It’s about policies, not a price tag.
Rather than the price tag of a “$3.5 trillion budget reconciliation package,” we should force moderates to debate what’s in it.
As Congress returns from August recess, they’re getting to the business of hashing out the particulars of the $3.5 trillion budget reconciliation package. Inside it are some of the most important legislative goals Democrats have run on for decades: climate action, reducing prescription drug prices, expanding the childhood tax credit, paid family leave, expanded home- and community-based care services, plugging holes in Medicare, and more.
The vast majority of these reforms — from Pharma to paid leave — enjoy broad bipartisan support in poll after poll. And yet moderate Democrats have been balking from the jump. A few weeks back, a motley crew of House moderates threatened to bolt over the choreography of the bill’s passage in the House vis-à-vis the bipartisan infrastructure bill. Just last week, three moderate friends of Pharma threatened to tank the effort to force prescription drug manufacturers to negotiate prices with Medicare. There’s been the usual grousing from moderate in chief Senator Joe Manchin and his protégé Senator Kyrsten Sinema. Most recently, Manchin announced from none other than the op-ed page of the Wall Street Journal (sort of a tell regarding to whom he’s really trying to signal), that he just couldn’t get behind a price tag of $3.5 trillion. His number was more like $1.5 trillion.

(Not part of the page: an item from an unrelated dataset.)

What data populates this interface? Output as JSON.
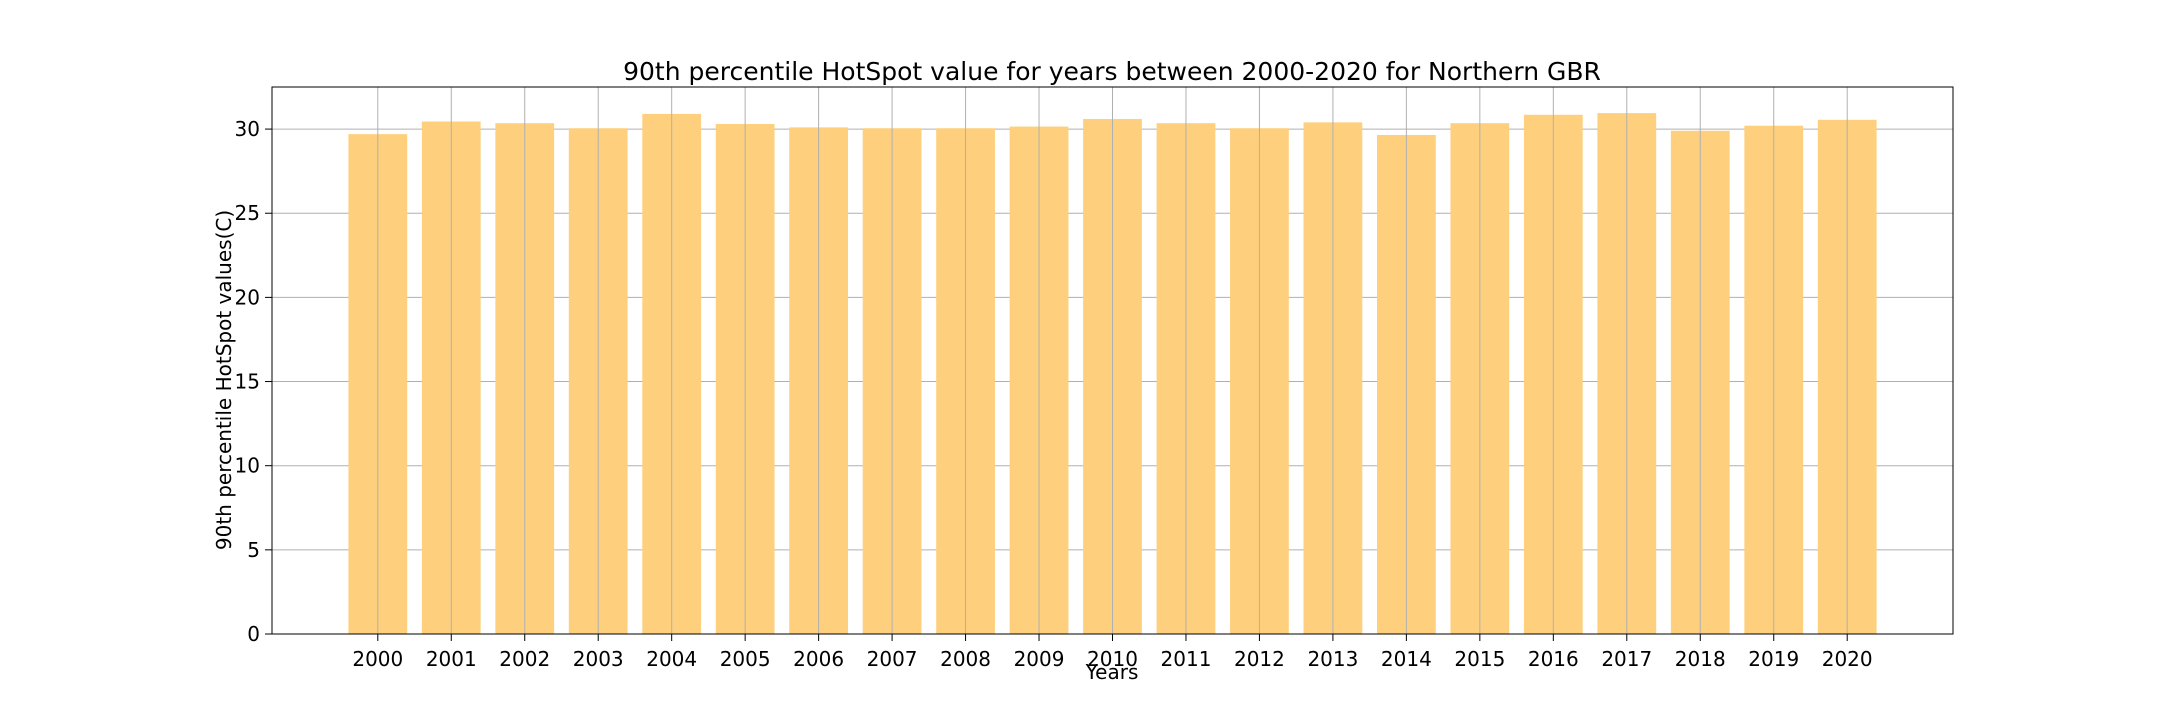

Manchin’s op-ed was followed by the requisite merry-go-round on the Sunday morning news shows generating yet another unhelpful round of coverage questioning what the Democrats could even get done.
However, lost in the discussion was what, exactly, Manchin wants to cut from the bill. Climate? Pharma? Universal pre-K? Implicit here is that the way we talk about public policy tends to focus on how much it costs or how it’s going to pass, de-emphasizing the problems we want to solve in the first place. By debating a “$3.5 trillion-dollar budget reconciliation package,” rather than the “climate, jobs, and justice package,” or whatever other substance-driven name we give it, we’re allowing Manchin and company to get away with forcing a debate over cost and process rather than policies and their consequences.
Think about it this way: What if I asked you if you wanted a $200,000 mortgage or a $25,000 auto loan? We can debate price tags all day, but without knowing the difference in the quality of a house or car a given price-point affords, the debate is misplaced at best. Now you might argue that what Manchin is doing is simply setting a budget, like you might if you were house or car shopping. The problem, though, is that we have the money. It’s just in the pockets of billionaires and corporations that have been playing games with the tax code to avoid paying it in taxes. And what Manchin and his acolytes aren’t telling us is that they’d rather keep letting their donors off the hook than force them to pay their fair share for critical investments in healthcare, green energy, or public education.
And we’re all falling for the trap. Progressives are pushing back by arguing that the higher price tag is inherently better. Rather than play into an argument about a price point, we need to refocus the conversation on the trade-off between achieving public policy goals that would benefit millions of Americans, or keeping billions of dollars in the hands of a few billionaires and corporations.
This package has the capacity to fundamentally remake America’s future through investments in education, clean energy, healthcare, and family leave. But that’s not the only way it could reshape America. Young people, progressives, and communities of color are watching to see if Democrats can finally deliver on their promises. Success here will motivate these critical voting groups to continue to show up at the polls, promising to build on their gains. Failure may mean apathy in the coming midterms.
And, given the state of Donald Trump’s Republican party, apathy could cost us our democracy itself.